Here, in my always ephemeral garden in Santa Cruz, I find
". . . the salvias and herbs and weathered stone, upstart yarrow, geraniums in every shade of pink, a little St. Jerome with his lion and book—all [these] elements assure me that this, my seat under the lichened pine with just a scrap of ocean view, a passing dog, a junco searching through the tangled grass, and all those cherished scraps of other times, elsewhere, is exactly where I belong."
I'm honored to have this rumination featured on the Catamaran website, and it can be found here.
image: Andrea Johnson, cover artist
The dog’s ears, furred, furled,
fitting both palms
like home-knit childhood mittens
on a snowbound day, a day
for chicken soup
with noodles, rice, the green tang
of innocent celery, finely diced.
A day for Harriet the Spy
or Nancy Drew,
a mound of covers,
and this pert-eared dog on top,
listening constantly
for words promising things,
the faint but keenly studied evidence
of a pined-for and despaired-of
return. In the meantime
I rub her velvet ears, and they in turn
perfectly smooth my ruffled feathers,
settle into calm my rocking boat.
image: Regal Animal Hospital
Egret or white lily?
The purity,
the grace of throat,
of form—
either or both,
that long siphon of beauty
drinking in the long lagoon.
If not still here tomorrow,
then egret it will have
proven to be.

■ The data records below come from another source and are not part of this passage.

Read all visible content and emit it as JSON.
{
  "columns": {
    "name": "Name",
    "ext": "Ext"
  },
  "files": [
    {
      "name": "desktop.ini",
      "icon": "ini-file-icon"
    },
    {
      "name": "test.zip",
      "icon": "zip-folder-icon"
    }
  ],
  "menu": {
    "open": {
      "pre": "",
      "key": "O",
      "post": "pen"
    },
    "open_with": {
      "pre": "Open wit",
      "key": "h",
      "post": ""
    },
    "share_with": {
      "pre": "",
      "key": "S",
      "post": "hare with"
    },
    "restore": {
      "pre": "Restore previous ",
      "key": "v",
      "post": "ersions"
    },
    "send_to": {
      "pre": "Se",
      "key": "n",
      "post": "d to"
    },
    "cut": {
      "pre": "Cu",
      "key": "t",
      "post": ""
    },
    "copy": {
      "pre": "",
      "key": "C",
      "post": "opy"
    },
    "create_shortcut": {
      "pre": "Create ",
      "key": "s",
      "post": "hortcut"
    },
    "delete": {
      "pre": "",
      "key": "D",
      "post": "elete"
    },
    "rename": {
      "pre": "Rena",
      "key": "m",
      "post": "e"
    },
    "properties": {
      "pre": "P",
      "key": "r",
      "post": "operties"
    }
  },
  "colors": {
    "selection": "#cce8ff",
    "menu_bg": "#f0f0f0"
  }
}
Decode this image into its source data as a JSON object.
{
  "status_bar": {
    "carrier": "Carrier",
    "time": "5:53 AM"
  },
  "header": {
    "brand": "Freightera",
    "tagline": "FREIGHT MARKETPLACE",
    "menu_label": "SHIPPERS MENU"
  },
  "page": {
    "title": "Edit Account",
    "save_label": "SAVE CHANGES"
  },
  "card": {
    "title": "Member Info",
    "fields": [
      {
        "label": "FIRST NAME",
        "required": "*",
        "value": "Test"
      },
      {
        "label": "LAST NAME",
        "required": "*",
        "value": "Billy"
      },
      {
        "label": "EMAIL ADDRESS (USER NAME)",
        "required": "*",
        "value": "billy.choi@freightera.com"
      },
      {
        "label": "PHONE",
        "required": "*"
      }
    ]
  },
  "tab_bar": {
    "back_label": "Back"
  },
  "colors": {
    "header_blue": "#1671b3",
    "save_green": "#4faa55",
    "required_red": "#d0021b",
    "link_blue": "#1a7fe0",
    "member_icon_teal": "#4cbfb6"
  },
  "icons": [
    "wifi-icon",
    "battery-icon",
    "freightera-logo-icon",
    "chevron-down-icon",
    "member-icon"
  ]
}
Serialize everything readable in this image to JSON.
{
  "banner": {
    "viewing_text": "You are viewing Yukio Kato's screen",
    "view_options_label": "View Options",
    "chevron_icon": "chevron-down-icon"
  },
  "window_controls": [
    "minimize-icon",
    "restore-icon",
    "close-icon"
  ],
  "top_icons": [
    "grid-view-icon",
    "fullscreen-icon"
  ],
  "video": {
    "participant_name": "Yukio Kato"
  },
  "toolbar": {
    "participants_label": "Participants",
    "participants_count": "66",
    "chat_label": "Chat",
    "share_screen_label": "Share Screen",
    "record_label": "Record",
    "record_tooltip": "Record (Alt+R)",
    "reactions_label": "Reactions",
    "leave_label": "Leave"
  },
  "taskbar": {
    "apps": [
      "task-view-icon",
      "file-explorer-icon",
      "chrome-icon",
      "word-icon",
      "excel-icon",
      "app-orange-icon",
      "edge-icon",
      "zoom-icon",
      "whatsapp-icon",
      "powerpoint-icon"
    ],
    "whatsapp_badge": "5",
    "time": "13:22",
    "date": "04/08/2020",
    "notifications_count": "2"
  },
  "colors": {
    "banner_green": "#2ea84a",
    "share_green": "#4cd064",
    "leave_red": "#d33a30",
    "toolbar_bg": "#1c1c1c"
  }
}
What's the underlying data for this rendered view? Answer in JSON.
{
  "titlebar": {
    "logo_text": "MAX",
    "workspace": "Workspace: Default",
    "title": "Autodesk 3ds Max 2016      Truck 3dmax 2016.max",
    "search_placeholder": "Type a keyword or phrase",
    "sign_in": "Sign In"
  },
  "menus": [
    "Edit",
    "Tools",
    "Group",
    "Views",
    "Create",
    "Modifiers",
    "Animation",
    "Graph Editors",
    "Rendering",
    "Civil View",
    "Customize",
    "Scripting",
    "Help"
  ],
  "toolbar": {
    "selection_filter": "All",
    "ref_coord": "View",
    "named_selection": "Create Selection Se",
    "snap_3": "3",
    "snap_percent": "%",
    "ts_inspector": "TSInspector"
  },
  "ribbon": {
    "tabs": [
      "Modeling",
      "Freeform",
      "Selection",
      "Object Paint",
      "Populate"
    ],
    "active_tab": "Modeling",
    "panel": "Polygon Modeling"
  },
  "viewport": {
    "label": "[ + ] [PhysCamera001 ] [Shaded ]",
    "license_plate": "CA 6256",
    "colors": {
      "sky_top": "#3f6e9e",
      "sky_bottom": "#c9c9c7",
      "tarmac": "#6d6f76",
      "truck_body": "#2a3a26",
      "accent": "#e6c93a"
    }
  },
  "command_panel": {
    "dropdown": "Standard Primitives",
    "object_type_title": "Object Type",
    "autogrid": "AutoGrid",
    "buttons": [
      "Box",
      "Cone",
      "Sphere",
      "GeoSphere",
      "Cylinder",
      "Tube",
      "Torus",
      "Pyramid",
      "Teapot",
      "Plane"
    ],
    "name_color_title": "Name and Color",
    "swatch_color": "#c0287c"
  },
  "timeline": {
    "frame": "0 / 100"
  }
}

Or maybe
Calla still, stolen away,
bestowed with flight.
images: Don Enright, Eric Hunt
James Merrill wrote in his memoir, A Different Person (1993), about visiting a doctor about his depression, saying that he didn't know how to live or how to love, he just knew how to write a poem. The doctor, he said, "listened closely, then acted with undreamed-of kindness and dispatch. 'Come with me,' he said, in a flash ushering me out of his downtown office and onto the back seat of a smart little pale-green motorscooter. I put my arms, as instructed, about his stout, gray-suited person, and off we went in sunlight, through traffic, under trees, past architecture, over the muddy river to lunch." (The Writer’s Almanac, 3/3/3)Our hope is that this collection of writing will give readers the same je ne sais quois that brief but immense lunchtime voyage gave us—encouragement for going on; inspiration to do something simply good for ourselves each ordinary day; a smile; a moment of respite or recognition; time out from global numbing; a pause for weirdness, wonder, and delight. We want to share what gives us pleasure or some keener satisfaction putting down as well as picking up.